Zabur-i-Ajam (زبور عجم, Persian Psalms) is a philosophical poetry book, written in Persian, of Allama Iqbal, the great poet-philosopher of the Indian subcontinent. It was published in 1927.

Zabur-i Ajam includes the Mathnavi Gulshan-i Raz-i Jadid and Bandagi Nama. There are four sections. The first two are sequences of ghazals in the classical form and the other two are single long poems. Iqbal forcefully expresses his inner convictions and urges the reader to advance himself to achieve progress and prosperity by discovering and strengthening the self.

The first of the two longer poems is the Gulshan-i Raz-i Jadid (گلشن راز جدید, "New Garden of Mysteries"). It alludes to the Gulshan-i Raz, the treatise on Sufism written in Persian verse by Sa'd ad-Din Mahmud Shabistari. Here Iqbal poses and answers nine questions on philosophical problems such as the nature of discursive thought, of the self, and of the relation between the eternal and the temporal.

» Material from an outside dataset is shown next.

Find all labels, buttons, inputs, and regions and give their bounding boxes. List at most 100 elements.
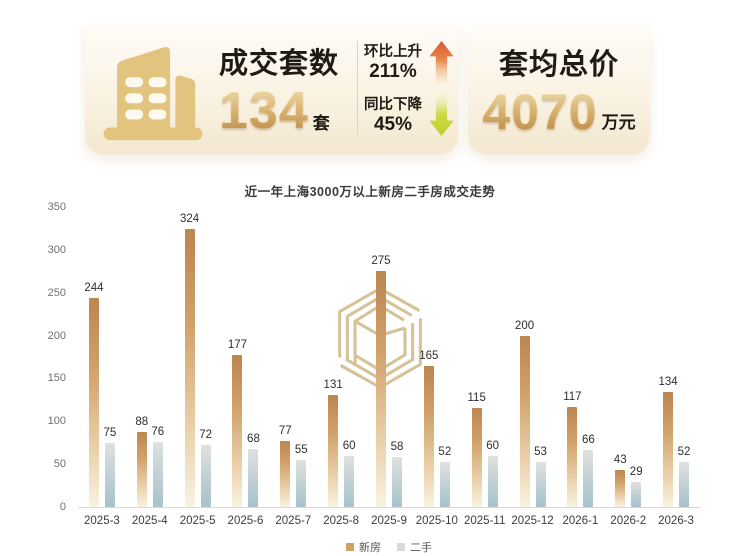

The subject of the second poem, the Bandagi Nama (بندگی‌نامه, "Book of Servitude") is the loss of freedom, particularly spiritual freedom, of an individual or society, and its consequent evils. It is divided into several sections and touches on the music and other arts of enslaved people, their religious tenets and the art of reconstructing free men.

In Zabur-i Ajam, Iqbal's Persian ghazal is at its best as his Urdu ghazal is in Bal-i Jibril. Here as in other books, Iqbal insists on remembering the past, doing well in the present and preparing for the future. His lesson is that one should be dynamic, full of zest for action and full of love and life. Implicitly, he proves that there is no form of poetry which can equal the ghazal in vigour and liveliness.